Mais après sa perte dévastatrice, j’ai été frappé par la prise de conscience autocritique que j’avais pris notre amitié pour acquise. Non seulement j’ai le cœur brisé par la perte de son amitié et de ce joyau de la couronne, notre incroyable âme sœur, mais sa mort a rendu le sens personnel de notre amitié désormais irréparable poignant et choquant.

Ce fut un réveil soudain et plein de regrets, et j’ai été durement frappé par ce que je n’avais pas réussi à lui exprimer, à savoir l’intégralité de mes pensées. gratitude Pour ce que nous partageons. Le tissu conjonctif intellectuel fort et durable qui nous lie ensemble à tant de niveaux pendant tant d’années. Mais j’ai pris tout cela pour acquis.
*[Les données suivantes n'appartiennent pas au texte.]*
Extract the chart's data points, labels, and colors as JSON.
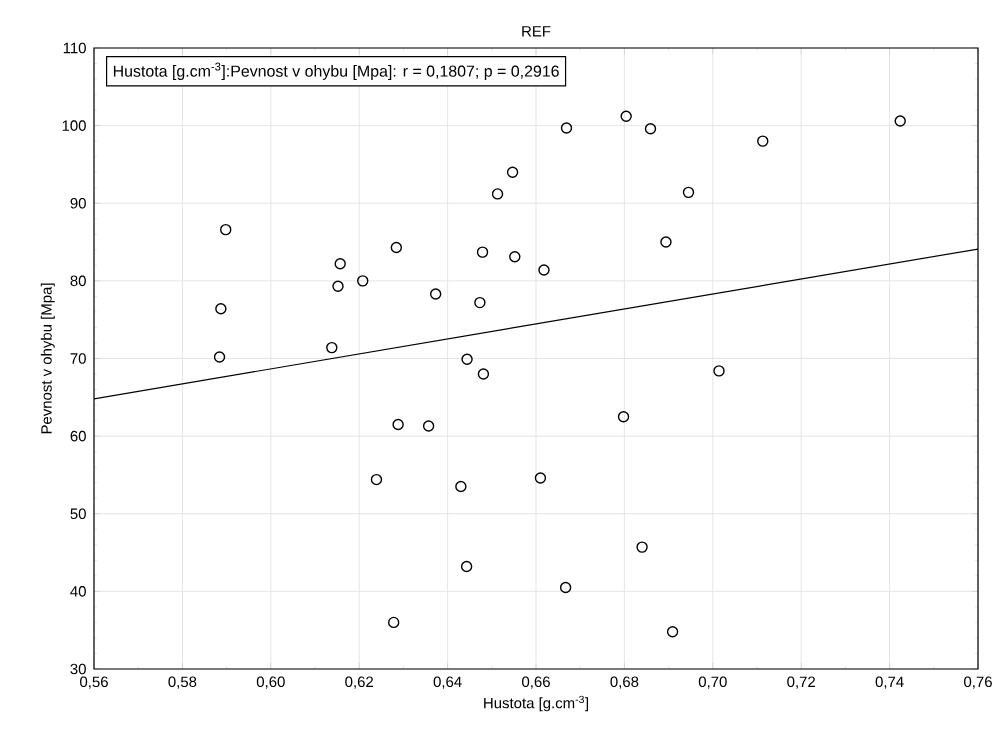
{
  "chart_data": {
    "type": "scatter",
    "title": "REF",
    "xlabel": "Hustota [g.cm$^{-3}$]",
    "ylabel": "Pevnost v ohybu [Mpa]",
    "annotations": [
      "Hustota [g.cm$^{-3}$]:Pevnost v ohybu [Mpa]:   r = 0,1807; p = 0,2916"
    ],
    "xlim": [
      0.56,
      0.76
    ],
    "ylim": [
      30,
      110
    ],
    "xticks": [
      {
        "value": 0.56,
        "label": "0,56"
      },
      {
        "value": 0.58,
        "label": "0,58"
      },
      {
        "value": 0.6,
        "label": "0,60"
      },
      {
        "value": 0.62,
        "label": "0,62"
      },
      {
        "value": 0.64,
        "label": "0,64"
      },
      {
        "value": 0.66,
        "label": "0,66"
      },
      {
        "value": 0.68,
        "label": "0,68"
      },
      {
        "value": 0.7,
        "label": "0,70"
      },
      {
        "value": 0.72,
        "label": "0,72"
      },
      {
        "value": 0.74,
        "label": "0,74"
      },
      {
        "value": 0.76,
        "label": "0,76"
      }
    ],
    "yticks": [
      30,
      40,
      50,
      60,
      70,
      80,
      90,
      100,
      110
    ],
    "grid": true,
    "series": [
      {
        "color": "#000000",
        "marker": "circle",
        "x": [
          0.5898,
          0.5887,
          0.5884,
          0.6157,
          0.6152,
          0.6208,
          0.6284,
          0.6138,
          0.6373,
          0.6473,
          0.6479,
          0.6547,
          0.6513,
          0.6552,
          0.6444,
          0.6618,
          0.6669,
          0.6804,
          0.6859,
          0.7113,
          0.7424,
          0.6945,
          0.6894,
          0.6481,
          0.6288,
          0.6357,
          0.6239,
          0.643,
          0.6443,
          0.6278,
          0.661,
          0.7014,
          0.6798,
          0.684,
          0.6667,
          0.6909
        ],
        "values": [
          86.6,
          76.4,
          70.2,
          82.2,
          79.3,
          80.0,
          84.3,
          71.4,
          78.3,
          77.2,
          83.7,
          94.0,
          91.2,
          83.1,
          69.9,
          81.4,
          99.7,
          101.2,
          99.6,
          98.0,
          100.6,
          91.4,
          85.0,
          68.0,
          61.5,
          61.3,
          54.4,
          53.5,
          43.2,
          36.0,
          54.6,
          68.4,
          62.5,
          45.7,
          40.5,
          34.8
        ]
      },
      {
        "type": "line",
        "color": "#000000",
        "marker": "none",
        "x": [
          0.56,
          0.76
        ],
        "values": [
          64.8,
          84.1
        ]
      }
    ]
  }
}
Maintenant, dans une profonde réflexion, je me demande : si je pouvais concevoir un ami idéal, cette étonnante qualité de partage des mêmes idées serait un élément de haut niveau de cette conception, sinon l’élément de plus haut niveau.

Peut-être que notre plus grand péché relationnel est de se prendre pour acquis. Mais pourquoi est-il si facile pour nous de faire cela ? Quels autres « sous-produits » problématiques pourraient découler de ce « péché originel » ?

Facile de tomber dedans

La plupart d’entre nous préfèrent nager dans les eaux chaudes, calmes et prévisibles d’une relation intime et stable, plutôt que dans les eaux agitées, froides et turbulentes d’une relation instable. Cependant, les avantages sécuritaires et rassurants du premier nécessitent des coûts ou des responsabilités correspondants.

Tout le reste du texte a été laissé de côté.